Plant uptake of ions through roots or leaves involves both passive absorption and active transport. Passive absorption is facilitated by concentration gradients of an ion, while active transport is driven by the electrochemical gradient generated by H+-ATPase to allow selective ions to move across the plasma membrane through specific carriers or transporters.

Root Uptake

There has been no report about how Ti in bulk form is absorbed by roots. Plant uptake of Fe, however, has been well studied. Plant roots use two strategies for acquisition of Fe from soils: the reduction-based strategy I in non-graminaceous plants and the chelation-based strategy II in graminaceous plants (Takagi, 1976; Römheld and Marschner, 1986). In non-graminaceous plants, Fe deficiency induces the activity of ferric reduction oxidase 2 (FRO2), which results in the reduction of Fe3+ to Fe2+, and Fe2+ is then transported inside the root cells by an iron-regulated transporter (IRT1) located at the plasmalemma of root epidermal cells. The IRT1/FRO2 system is subjected to complex transcriptional and post-transcriptional regulations, involving Fe itself as a local inducer, and also uncharacterized systemic signals (Kobayashi and Nishizawa, 2012). In graminaceous plants, such as maize, Fe deficiency induces root secretion of deoxymugineic acid (DMA), which is synthesized from nicotianamine, a secondary amino-acid derived from methionine. DMA has a strong affinity for Fe3+, and the Fe3+-DMA chelate is transported inside the root cells by a specific transporter YS1 (yellow stripe 1). As we proposed above, the roles Ti plays in plants lie in its interaction with Fe. We hypothesize that root uptake of Ti could occur as follows: In roots of non-graminaceous plants, the applied Ti (Ti-ascorbate) could be reduced by FRO or not be reduced and could enter plant cells through the IRT1. In roots of graminaceous plants, since Ti is often applied as Ti-ascorbate, it may not be chelated with phytosiderphore, and Ti-ascorbate could directly enter cells via YS1.

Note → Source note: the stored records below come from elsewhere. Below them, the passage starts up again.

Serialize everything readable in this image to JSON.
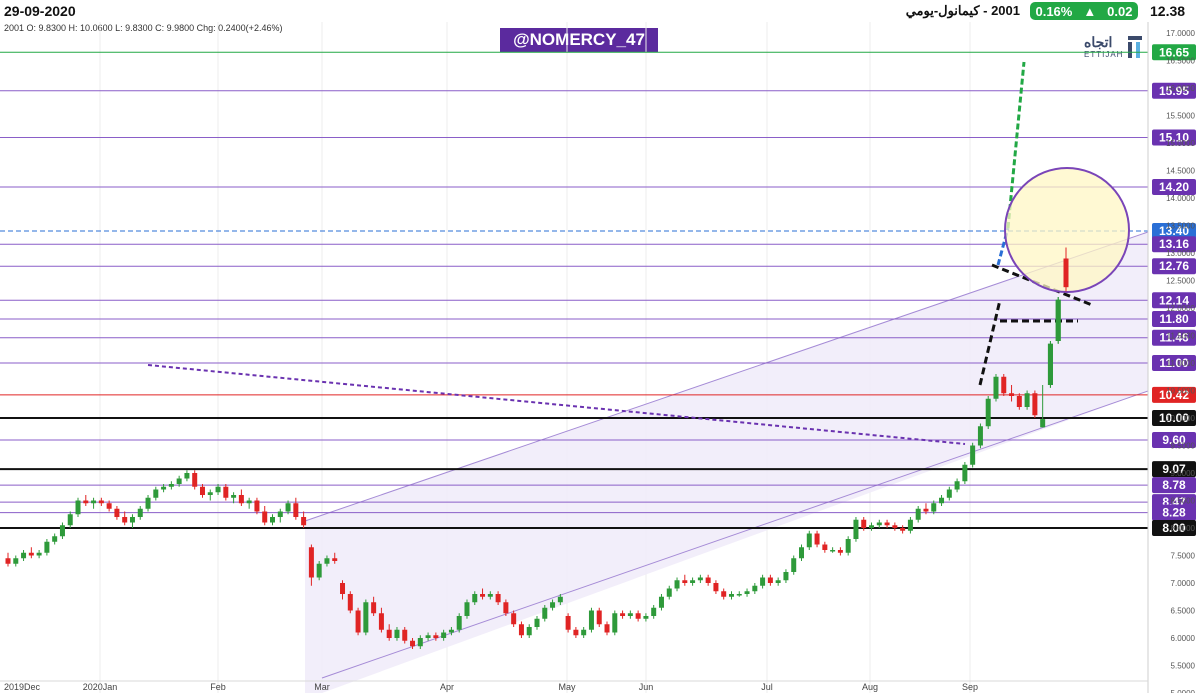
{
  "header": {
    "date": "29-09-2020",
    "title": "2001 - كيمانول-يومي",
    "change_pct": "0.16%",
    "change_abs": "0.02",
    "last_price": "12.38",
    "ohlc_line": "2001  O: 9.8300  H: 10.0600  L: 9.8300  C: 9.9800  Chg: 0.2400(+2.46%)"
  },
  "watermark": "@NOMERCY_47",
  "logo": {
    "arabic": "اتجاه",
    "english": "ETTIJAH"
  },
  "colors": {
    "up": "#2e9a3a",
    "down": "#e02424",
    "channel": "#a58bd6",
    "level": "#8a5ec8",
    "badge_purple": "#6a32b0",
    "badge_black": "#111111",
    "badge_red": "#e02424",
    "badge_green": "#22a845",
    "badge_blue": "#2a6fd6"
  },
  "chart_data": {
    "type": "candlestick",
    "x_labels": [
      "2019Dec",
      "2020Jan",
      "Feb",
      "Mar",
      "Apr",
      "May",
      "Jun",
      "Jul",
      "Aug",
      "Sep"
    ],
    "y_ticks": [
      "17.0000",
      "16.5000",
      "16.0000",
      "15.5000",
      "15.0000",
      "14.5000",
      "14.0000",
      "13.5000",
      "13.0000",
      "12.5000",
      "12.0000",
      "11.5000",
      "11.0000",
      "10.5000",
      "10.0000",
      "9.5000",
      "9.0000",
      "8.5000",
      "8.0000",
      "7.5000",
      "7.0000",
      "6.5000",
      "6.0000",
      "5.5000",
      "5.0000"
    ],
    "ylim": [
      5.0,
      17.2
    ],
    "price_levels": [
      {
        "value": 16.65,
        "label": "16.65",
        "style": "green"
      },
      {
        "value": 15.95,
        "label": "15.95",
        "style": "purple"
      },
      {
        "value": 15.1,
        "label": "15.10",
        "style": "purple"
      },
      {
        "value": 14.2,
        "label": "14.20",
        "style": "purple"
      },
      {
        "value": 13.4,
        "label": "13.40",
        "style": "blue"
      },
      {
        "value": 13.16,
        "label": "13.16",
        "style": "purple"
      },
      {
        "value": 12.76,
        "label": "12.76",
        "style": "purple"
      },
      {
        "value": 12.14,
        "label": "12.14",
        "style": "purple"
      },
      {
        "value": 11.8,
        "label": "11.80",
        "style": "purple"
      },
      {
        "value": 11.46,
        "label": "11.46",
        "style": "purple"
      },
      {
        "value": 11.0,
        "label": "11.00",
        "style": "purple"
      },
      {
        "value": 10.42,
        "label": "10.42",
        "style": "red"
      },
      {
        "value": 10.0,
        "label": "10.00",
        "style": "black"
      },
      {
        "value": 9.6,
        "label": "9.60",
        "style": "purple"
      },
      {
        "value": 9.07,
        "label": "9.07",
        "style": "black"
      },
      {
        "value": 8.78,
        "label": "8.78",
        "style": "purple"
      },
      {
        "value": 8.47,
        "label": "8.47",
        "style": "purple"
      },
      {
        "value": 8.28,
        "label": "8.28",
        "style": "purple"
      },
      {
        "value": 8.0,
        "label": "8.00",
        "style": "black"
      }
    ],
    "candles": [
      [
        7.45,
        7.55,
        7.3,
        7.35
      ],
      [
        7.35,
        7.5,
        7.3,
        7.45
      ],
      [
        7.45,
        7.6,
        7.4,
        7.55
      ],
      [
        7.55,
        7.65,
        7.45,
        7.5
      ],
      [
        7.5,
        7.6,
        7.45,
        7.55
      ],
      [
        7.55,
        7.8,
        7.5,
        7.75
      ],
      [
        7.75,
        7.9,
        7.7,
        7.85
      ],
      [
        7.85,
        8.1,
        7.8,
        8.05
      ],
      [
        8.05,
        8.3,
        8.0,
        8.25
      ],
      [
        8.25,
        8.55,
        8.2,
        8.5
      ],
      [
        8.5,
        8.6,
        8.4,
        8.45
      ],
      [
        8.45,
        8.55,
        8.35,
        8.5
      ],
      [
        8.5,
        8.55,
        8.4,
        8.45
      ],
      [
        8.45,
        8.5,
        8.3,
        8.35
      ],
      [
        8.35,
        8.4,
        8.15,
        8.2
      ],
      [
        8.2,
        8.3,
        8.05,
        8.1
      ],
      [
        8.1,
        8.25,
        8.0,
        8.2
      ],
      [
        8.2,
        8.4,
        8.15,
        8.35
      ],
      [
        8.35,
        8.6,
        8.3,
        8.55
      ],
      [
        8.55,
        8.75,
        8.5,
        8.7
      ],
      [
        8.7,
        8.8,
        8.65,
        8.75
      ],
      [
        8.75,
        8.85,
        8.7,
        8.8
      ],
      [
        8.8,
        8.95,
        8.75,
        8.9
      ],
      [
        8.9,
        9.05,
        8.85,
        9.0
      ],
      [
        9.0,
        9.05,
        8.7,
        8.75
      ],
      [
        8.75,
        8.8,
        8.55,
        8.6
      ],
      [
        8.6,
        8.7,
        8.5,
        8.65
      ],
      [
        8.65,
        8.8,
        8.6,
        8.75
      ],
      [
        8.75,
        8.8,
        8.5,
        8.55
      ],
      [
        8.55,
        8.65,
        8.45,
        8.6
      ],
      [
        8.6,
        8.7,
        8.4,
        8.45
      ],
      [
        8.45,
        8.55,
        8.35,
        8.5
      ],
      [
        8.5,
        8.55,
        8.25,
        8.3
      ],
      [
        8.3,
        8.4,
        8.05,
        8.1
      ],
      [
        8.1,
        8.25,
        8.05,
        8.2
      ],
      [
        8.2,
        8.35,
        8.1,
        8.3
      ],
      [
        8.3,
        8.5,
        8.25,
        8.45
      ],
      [
        8.45,
        8.55,
        8.15,
        8.2
      ],
      [
        8.2,
        8.3,
        8.0,
        8.05
      ],
      [
        7.65,
        7.7,
        6.95,
        7.1
      ],
      [
        7.1,
        7.4,
        7.05,
        7.35
      ],
      [
        7.35,
        7.5,
        7.3,
        7.45
      ],
      [
        7.45,
        7.55,
        7.35,
        7.4
      ],
      [
        7.0,
        7.05,
        6.7,
        6.8
      ],
      [
        6.8,
        6.85,
        6.45,
        6.5
      ],
      [
        6.5,
        6.55,
        6.05,
        6.1
      ],
      [
        6.1,
        6.7,
        6.05,
        6.65
      ],
      [
        6.65,
        6.75,
        6.4,
        6.45
      ],
      [
        6.45,
        6.55,
        6.1,
        6.15
      ],
      [
        6.15,
        6.25,
        5.95,
        6.0
      ],
      [
        6.0,
        6.2,
        5.95,
        6.15
      ],
      [
        6.15,
        6.2,
        5.9,
        5.95
      ],
      [
        5.95,
        6.0,
        5.8,
        5.85
      ],
      [
        5.85,
        6.05,
        5.8,
        6.0
      ],
      [
        6.0,
        6.1,
        5.95,
        6.05
      ],
      [
        6.05,
        6.1,
        5.95,
        6.0
      ],
      [
        6.0,
        6.15,
        5.95,
        6.1
      ],
      [
        6.1,
        6.2,
        6.05,
        6.15
      ],
      [
        6.15,
        6.45,
        6.1,
        6.4
      ],
      [
        6.4,
        6.7,
        6.35,
        6.65
      ],
      [
        6.65,
        6.85,
        6.6,
        6.8
      ],
      [
        6.8,
        6.9,
        6.7,
        6.75
      ],
      [
        6.75,
        6.85,
        6.7,
        6.8
      ],
      [
        6.8,
        6.85,
        6.6,
        6.65
      ],
      [
        6.65,
        6.7,
        6.4,
        6.45
      ],
      [
        6.45,
        6.5,
        6.2,
        6.25
      ],
      [
        6.25,
        6.3,
        6.0,
        6.05
      ],
      [
        6.05,
        6.25,
        6.0,
        6.2
      ],
      [
        6.2,
        6.4,
        6.15,
        6.35
      ],
      [
        6.35,
        6.6,
        6.3,
        6.55
      ],
      [
        6.55,
        6.7,
        6.5,
        6.65
      ],
      [
        6.65,
        6.8,
        6.6,
        6.75
      ],
      [
        6.4,
        6.45,
        6.1,
        6.15
      ],
      [
        6.15,
        6.2,
        6.0,
        6.05
      ],
      [
        6.05,
        6.2,
        6.0,
        6.15
      ],
      [
        6.15,
        6.55,
        6.1,
        6.5
      ],
      [
        6.5,
        6.55,
        6.2,
        6.25
      ],
      [
        6.25,
        6.3,
        6.05,
        6.1
      ],
      [
        6.1,
        6.5,
        6.05,
        6.45
      ],
      [
        6.45,
        6.5,
        6.35,
        6.4
      ],
      [
        6.4,
        6.5,
        6.35,
        6.45
      ],
      [
        6.45,
        6.5,
        6.3,
        6.35
      ],
      [
        6.35,
        6.45,
        6.3,
        6.4
      ],
      [
        6.4,
        6.6,
        6.35,
        6.55
      ],
      [
        6.55,
        6.8,
        6.5,
        6.75
      ],
      [
        6.75,
        6.95,
        6.7,
        6.9
      ],
      [
        6.9,
        7.1,
        6.85,
        7.05
      ],
      [
        7.05,
        7.15,
        6.95,
        7.0
      ],
      [
        7.0,
        7.1,
        6.95,
        7.05
      ],
      [
        7.05,
        7.15,
        7.0,
        7.1
      ],
      [
        7.1,
        7.15,
        6.95,
        7.0
      ],
      [
        7.0,
        7.05,
        6.8,
        6.85
      ],
      [
        6.85,
        6.9,
        6.7,
        6.75
      ],
      [
        6.75,
        6.85,
        6.7,
        6.8
      ],
      [
        6.8,
        6.85,
        6.75,
        6.8
      ],
      [
        6.8,
        6.9,
        6.75,
        6.85
      ],
      [
        6.85,
        7.0,
        6.8,
        6.95
      ],
      [
        6.95,
        7.15,
        6.9,
        7.1
      ],
      [
        7.1,
        7.15,
        6.95,
        7.0
      ],
      [
        7.0,
        7.1,
        6.95,
        7.05
      ],
      [
        7.05,
        7.25,
        7.0,
        7.2
      ],
      [
        7.2,
        7.5,
        7.15,
        7.45
      ],
      [
        7.45,
        7.7,
        7.4,
        7.65
      ],
      [
        7.65,
        7.95,
        7.6,
        7.9
      ],
      [
        7.9,
        7.95,
        7.65,
        7.7
      ],
      [
        7.7,
        7.75,
        7.55,
        7.6
      ],
      [
        7.6,
        7.65,
        7.55,
        7.6
      ],
      [
        7.6,
        7.65,
        7.5,
        7.55
      ],
      [
        7.55,
        7.85,
        7.5,
        7.8
      ],
      [
        7.8,
        8.2,
        7.75,
        8.15
      ],
      [
        8.15,
        8.2,
        7.95,
        8.0
      ],
      [
        8.0,
        8.1,
        7.95,
        8.05
      ],
      [
        8.05,
        8.15,
        8.0,
        8.1
      ],
      [
        8.1,
        8.15,
        8.0,
        8.05
      ],
      [
        8.05,
        8.1,
        7.95,
        8.0
      ],
      [
        8.0,
        8.05,
        7.9,
        7.95
      ],
      [
        7.95,
        8.2,
        7.9,
        8.15
      ],
      [
        8.15,
        8.4,
        8.1,
        8.35
      ],
      [
        8.35,
        8.45,
        8.25,
        8.3
      ],
      [
        8.3,
        8.5,
        8.25,
        8.45
      ],
      [
        8.45,
        8.6,
        8.4,
        8.55
      ],
      [
        8.55,
        8.75,
        8.5,
        8.7
      ],
      [
        8.7,
        8.9,
        8.65,
        8.85
      ],
      [
        8.85,
        9.2,
        8.8,
        9.15
      ],
      [
        9.15,
        9.55,
        9.1,
        9.5
      ],
      [
        9.5,
        9.9,
        9.45,
        9.85
      ],
      [
        9.85,
        10.4,
        9.8,
        10.35
      ],
      [
        10.35,
        10.8,
        10.3,
        10.75
      ],
      [
        10.75,
        10.8,
        10.4,
        10.45
      ],
      [
        10.45,
        10.6,
        10.3,
        10.4
      ],
      [
        10.4,
        10.45,
        10.15,
        10.2
      ],
      [
        10.2,
        10.5,
        10.15,
        10.45
      ],
      [
        10.45,
        10.5,
        10.0,
        10.05
      ],
      [
        9.83,
        10.6,
        9.83,
        9.98
      ],
      [
        10.6,
        11.4,
        10.55,
        11.35
      ],
      [
        11.4,
        12.2,
        11.35,
        12.15
      ],
      [
        12.9,
        13.1,
        12.3,
        12.38
      ]
    ]
  }
}
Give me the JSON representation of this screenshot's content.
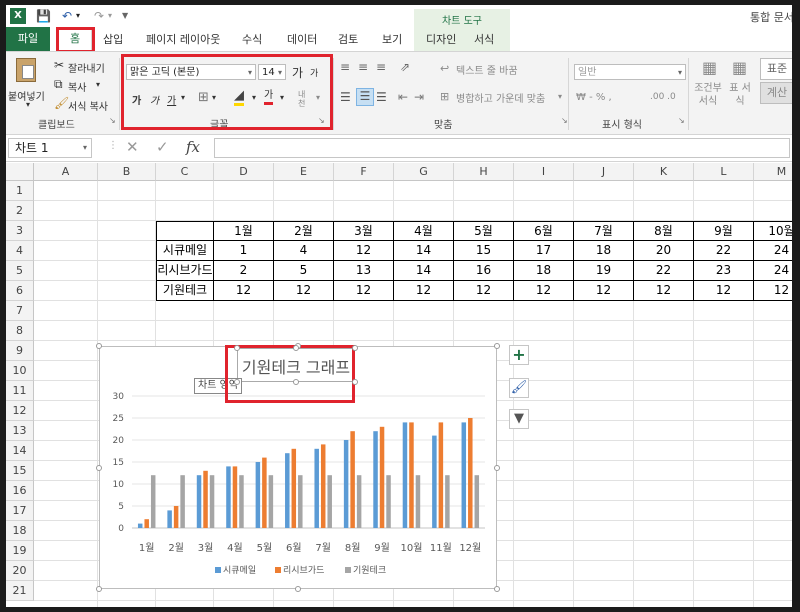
{
  "titlebar": {
    "title": "통합 문서",
    "excel_icon": "excel-icon",
    "save_icon": "save-icon",
    "undo_icon": "undo-icon",
    "redo_icon": "redo-icon"
  },
  "ribbon_tabs": {
    "file": "파일",
    "home": "홈",
    "insert": "삽입",
    "page_layout": "페이지 레이아웃",
    "formulas": "수식",
    "data": "데이터",
    "review": "검토",
    "view": "보기",
    "chart_tools": "차트 도구",
    "design": "디자인",
    "format": "서식"
  },
  "clipboard": {
    "paste": "붙여넣기",
    "cut": "잘라내기",
    "copy": "복사",
    "format_painter": "서식 복사",
    "label": "클립보드"
  },
  "font": {
    "name": "맑은 고딕 (본문)",
    "size": "14",
    "grow": "가",
    "shrink": "가",
    "bold": "가",
    "italic": "가",
    "underline": "가",
    "font_color": "가",
    "phonetic": "내천",
    "label": "글꼴"
  },
  "alignment": {
    "wrap": "텍스트 줄 바꿈",
    "merge": "병합하고 가운데 맞춤",
    "label": "맞춤"
  },
  "number": {
    "format": "일반",
    "currency": "₩ - % ,",
    "dec": ".00 .0",
    "label": "표시 형식"
  },
  "styles": {
    "conditional": "조건부 서식",
    "table": "표 서식",
    "normal": "표준",
    "calc": "계산"
  },
  "formula_bar": {
    "namebox": "차트 1",
    "fx": "fx"
  },
  "columns": [
    "A",
    "B",
    "C",
    "D",
    "E",
    "F",
    "G",
    "H",
    "I",
    "J",
    "K",
    "L",
    "M"
  ],
  "rows": [
    "1",
    "2",
    "3",
    "4",
    "5",
    "6",
    "7",
    "8",
    "9",
    "10",
    "11",
    "12",
    "13",
    "14",
    "15",
    "16",
    "17",
    "18",
    "19",
    "20",
    "21"
  ],
  "table": {
    "headers": [
      "",
      "1월",
      "2월",
      "3월",
      "4월",
      "5월",
      "6월",
      "7월",
      "8월",
      "9월",
      "10월"
    ],
    "rows": [
      [
        "시큐메일",
        "1",
        "4",
        "12",
        "14",
        "15",
        "17",
        "18",
        "20",
        "22",
        "24"
      ],
      [
        "리시브가드",
        "2",
        "5",
        "13",
        "14",
        "16",
        "18",
        "19",
        "22",
        "23",
        "24"
      ],
      [
        "기원테크",
        "12",
        "12",
        "12",
        "12",
        "12",
        "12",
        "12",
        "12",
        "12",
        "12"
      ]
    ]
  },
  "chart_tooltip": "차트 영역",
  "chart_data": {
    "type": "bar",
    "title": "기원테크 그래프",
    "categories": [
      "1월",
      "2월",
      "3월",
      "4월",
      "5월",
      "6월",
      "7월",
      "8월",
      "9월",
      "10월",
      "11월",
      "12월"
    ],
    "ylim": [
      0,
      30
    ],
    "yticks": [
      "0",
      "5",
      "10",
      "15",
      "20",
      "25",
      "30"
    ],
    "grid": true,
    "legend_position": "bottom",
    "series": [
      {
        "name": "시큐메일",
        "color": "#5b9bd5",
        "values": [
          1,
          4,
          12,
          14,
          15,
          17,
          18,
          20,
          22,
          24,
          21,
          24
        ]
      },
      {
        "name": "리시브가드",
        "color": "#ed7d31",
        "values": [
          2,
          5,
          13,
          14,
          16,
          18,
          19,
          22,
          23,
          24,
          24,
          25
        ]
      },
      {
        "name": "기원테크",
        "color": "#a5a5a5",
        "values": [
          12,
          12,
          12,
          12,
          12,
          12,
          12,
          12,
          12,
          12,
          12,
          12
        ]
      }
    ]
  },
  "chart_buttons": {
    "add": "+",
    "style": "brush-icon",
    "filter": "filter-icon"
  },
  "colors": {
    "excel_green": "#217346",
    "highlight_red": "#e0232d"
  }
}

Root uptake of TiO2NPs appears to be size selective (Tripathi et al., 2017). Larue et al. (2012a,b) proposed that threshold diameters for movement of TiO2NPs through root epidermis of wheat plants should be smaller than 140 nm; thresholds for transferring through parenchyma are 36 nm or less; and for passing through the Casparian band (CB), particle diameters should be strictly smaller than 36 nm. The authors further observed that TiO2NPs smaller than 36 nm could be transported to the stele in two ways: direct penetration of CB, this was based on the transmission electron microscopy observation that 14 nm TiO2NPs were inside thick CB walls of wheat roots, implying the TiO2NPs had crossed the CB. The other pathway is through plasmodesmata (Larue et al., 2012a,b). Additionally, TiO2NPs may enter plant cells through endocytosis as NPs have been shown to activate membrane receptors and induce endocytosis (Iversen et al., 2011). So far, there are no reports regarding active transport of TiO2NPs through either carriers or transporters as mentioned for bulk materials. Root absorption of an ultrasmall TiO2NP (<5 nm) was reported to be complexed with Alizarin red S nanoconjugate in Arabidopsis (Kurepa et al., 2010). Whether or not such a complex was absorbed through transporters or carriers is unclear.

Leaf Absorption

Ti in both bulk and nanoparticles has been applied as liquid form to above-ground plant parts, commonly known as foliar spray or foliar application (Tables 24). Leaf absorption initially is a nonselective and passive process driven by concentration gradients between the outside and inside of the leaf surface (Eichert and Fernandez, 2012; Fallahi and Eichert, 2013). Since foliar applied Ti is chelated with either ascorbate or citrate, it could be likely that Ti may enter the leaf apoplast through the same routes as Fe, i.e., stomata, cuticular cracks (cracks on the cuticular surface), ectodesmata, lenticels or aqueous pores (Pandey et al., 2013). After arriving in the apoplast, Ti could be transported to symplast through the active process. The mechanism by which Ti crosses cell membranes is unknown; we assume that it could be similar to root absorption of Ti through Fe transporters.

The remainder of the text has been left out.